To begin with, Liyat and I asked a group of barrio residents what they thought about self-sustainable energy solutions such as solar panels for bringing additional electricity to their homes. They could not care less. They were happy to steal electricity from the municipal power grid. They saw self-sustainable alternative energy technologies as something only rich people would be interested in. But drinking water was another matter, since it was provided by the city for only a few hours twice a week -- if you were lucky. For us to make or change anything there, we had to work closely with the barrio residents. Liyat eventually rented a room there and had to learn to bathe using only one cup of water. In a way, the Dry Toilet occurred to us because we could see the potential in an informal solution. The Dry Toilet was built with the help of construction workers from the community in the upper part of La Vega barrio on the property of a resident named Raquel (if you can speak in this way about occupied public land); her house had never had a toilet before and there was no access at all to running water. The Dry Toilet project draws attention to the shift from the power of institutions to the empowerment of individuals.

How did your understanding of this landscape change as a result of your advocacy efforts?

We all learned together by making the Dry Toilet happen. The biggest problem we had to overcome was not the actual construction, but changing the culture -- the cultural behavior: the way things are done.

Did the understanding of others change as well? If so, how?

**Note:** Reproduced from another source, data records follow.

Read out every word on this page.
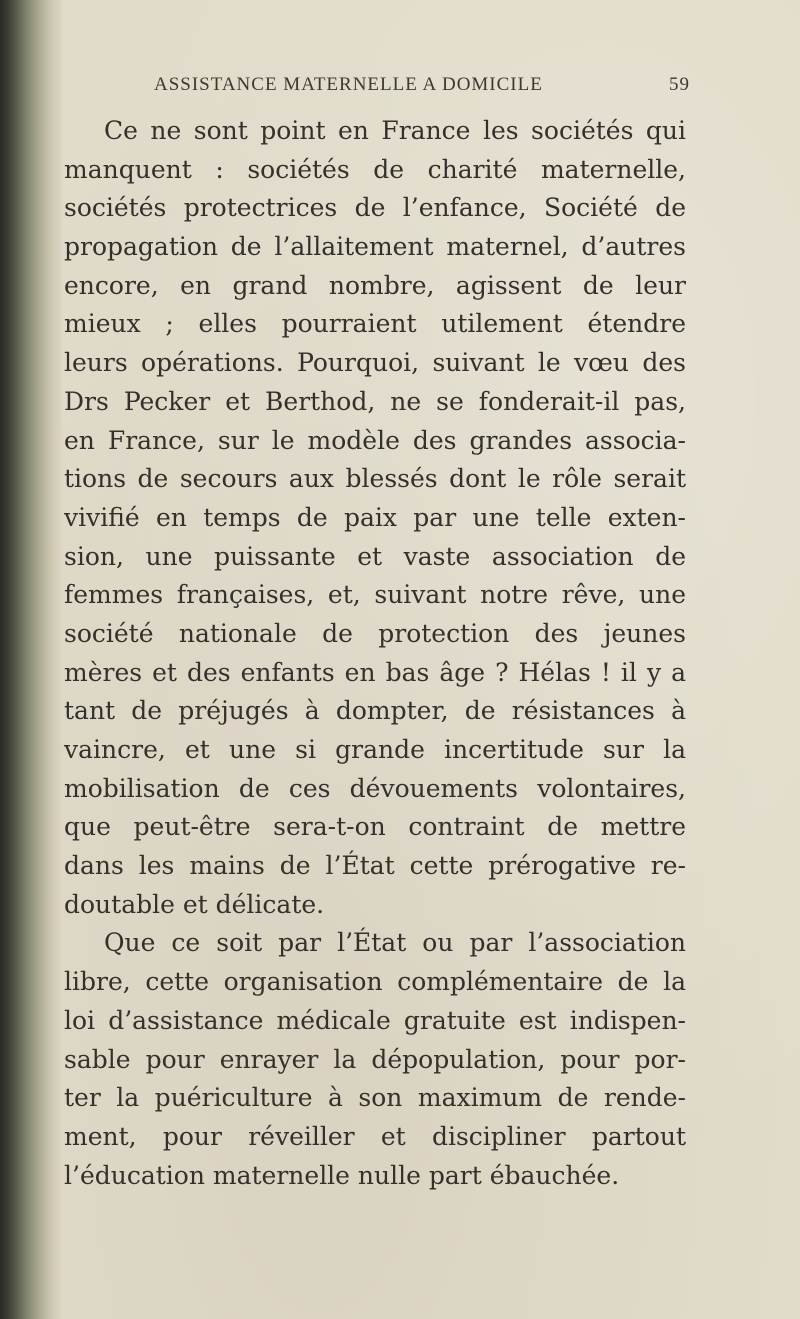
ASSISTANCE MATERNELLE A DOMICILE	59
Ce ne sont point en France les sociétés qui
manquent : sociétés de charité maternelle,
sociétés protectrices de l’enfance, Société de
propagation de l’allaitement maternel, d’autres
encore, en grand nombre, agissent de leur
mieux ; elles pourraient utilement étendre
leurs opérations. Pourquoi, suivant le vœu des
Drs Pecker et Berthod, ne se fonderait-il pas,
en France, sur le modèle des grandes associa-
tions de secours aux blessés dont le rôle serait
vivifié en temps de paix par une telle exten-
sion, une puissante et vaste association de
femmes françaises, et, suivant notre rêve, une
société nationale de protection des jeunes
mères et des enfants en bas âge ? Hélas ! il y a
tant de préjugés à dompter, de résistances à
vaincre, et une si grande incertitude sur la
mobilisation de ces dévouements volontaires,
que peut-être sera-t-on contraint de mettre
dans les mains de l’État cette prérogative re-
doutable et délicate.
Que ce soit par l’État ou par l’association
libre, cette organisation complémentaire de la
loi d’assistance médicale gratuite est indispen-
sable pour enrayer la dépopulation, pour por-
ter la puériculture à son maximum de rende-
ment, pour réveiller et discipliner partout
l’éducation maternelle nulle part ébauchée.
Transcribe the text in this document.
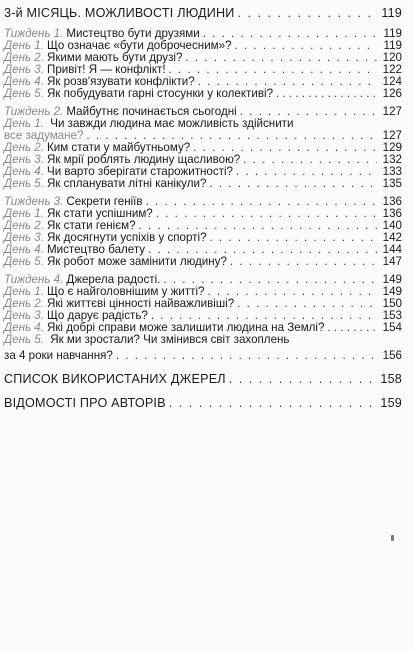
3-й МІСЯЦЬ. МОЖЛИВОСТІ ЛЮДИНИ . . .	119
Тиждень 1. Мистецтво бути друзями . . .	119
День 1. Що означає «бути доброчесним»? . . .	119
День 2. Якими мають бути друзі? . . .	120
День 3. Привіт! Я — конфлікт! . . .	122
День 4. Як розв'язувати конфлікти? . . .	124
День 5. Як побудувати гарні стосунки у колективі? . . .	126
Тиждень 2. Майбутнє починається сьогодні . . .	127
День 1. Чи завжди людина має можливість здійснити
все задумане? . . .	127
День 2. Ким стати у майбутньому? . . .	129
День 3. Як мрії роблять людину щасливою? . . .	132
День 4. Чи варто зберігати старожитності? . . .	133
День 5. Як спланувати літні канікули? . . .	135
Тиждень 3. Секрети геніїв . . .	136
День 1. Як стати успішним? . . .	136
День 2. Як стати генієм? . . .	140
День 3. Як досягнути успіхів у спорті? . . .	142
День 4. Мистецтво балету . . .	144
День 5. Як робот може замінити людину? . . .	147
Тиждень 4. Джерела радості. . . .	149
День 1. Що є найголовнішим у житті? . . .	149
День 2. Які життєві цінності найважливіші? . . .	150
День 3. Що дарує радість? . . .	153
День 4. Які добрі справи може залишити людина на Землі? . . .	154
День 5. Як ми зростали? Чи змінився світ захоплень
за 4 роки навчання? . . .	156
СПИСОК ВИКОРИСТАНИХ ДЖЕРЕЛ . . .	158
ВІДОМОСТІ ПРО АВТОРІВ . . .	159
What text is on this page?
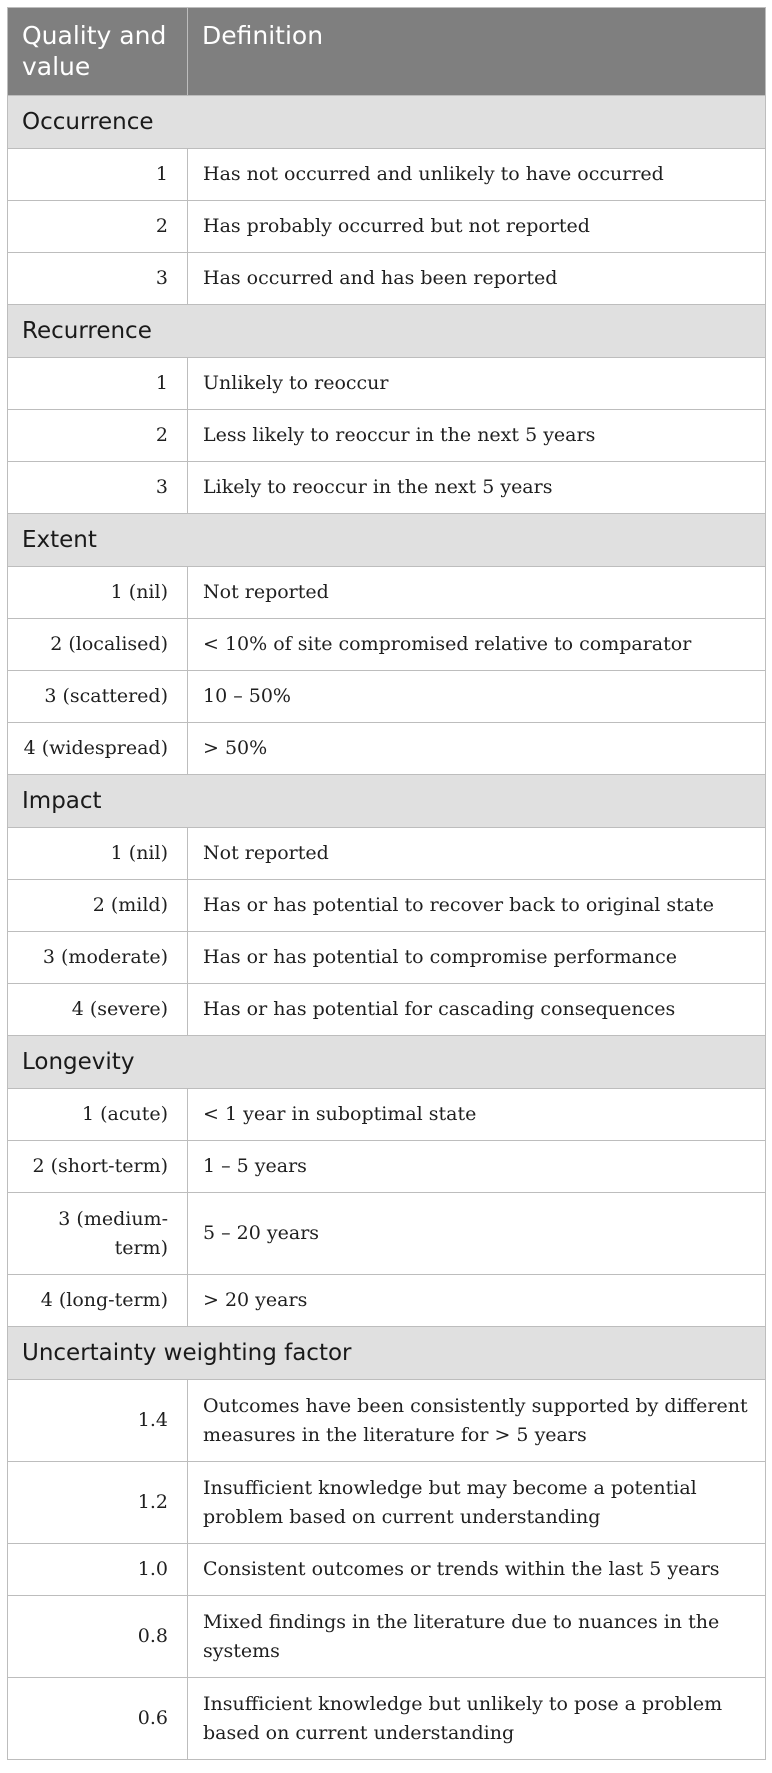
Quality and value	Definition
Occurrence	
1	Has not occurred and unlikely to have occurred
2	Has probably occurred but not reported
3	Has occurred and has been reported
Recurrence	
1	Unlikely to reoccur
2	Less likely to reoccur in the next 5 years
3	Likely to reoccur in the next 5 years
Extent	
1 (nil)	Not reported
2 (localised)	< 10% of site compromised relative to comparator
3 (scattered)	10 – 50%
4 (widespread)	> 50%
Impact	
1 (nil)	Not reported
2 (mild)	Has or has potential to recover back to original state
3 (moderate)	Has or has potential to compromise performance
4 (severe)	Has or has potential for cascading consequences
Longevity	
1 (acute)	< 1 year in suboptimal state
2 (short-term)	1 – 5 years
3 (medium-term)	5 – 20 years
4 (long-term)	> 20 years
Uncertainty weighting factor	
1.4	Outcomes have been consistently supported by different measures in the literature for > 5 years
1.2	Insufficient knowledge but may become a potential problem based on current understanding
1.0	Consistent outcomes or trends within the last 5 years
0.8	Mixed findings in the literature due to nuances in the systems
0.6	Insufficient knowledge but unlikely to pose a problem based on current understanding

The Dry Toilet made sense in a city where the amount of water in the reservoirs was rapidly declining. For the La Vega community, the project provided a long-term sustainable solution for the problem of sewage and radically reduced the community's water consumption. Houses collapse in the barrios not only because of the torrential tropical rains, but also because of leaking sewage. At one point Hidrocapital, the municipal water company, envisioned building full-scale models of the dry toilet in every municipality as an educational endeavor. Though this initiative has never materialized, residents of both the informal and the formal city subsequently built several dry toilets.

What is the message that you would like to give our readers that may inspire them to make a difference?

I would suggest that we view the societies of the world, taken together, as an intelligent organism: when necessary, they are able to self-generate new models of existence and coexistence. A barrio in Caracas is as inventive and inspirational as today's New Orleans. Take the issue of self-sustainability. It is a political tool. When individuals are in control of the energy they consume and the water they use, they become active players in the social sphere. Positive lasting change happens through the process of doing things differently. It's all about cultural behavior. The human world can be remade, but only by transforming the perceptions that guide human actions.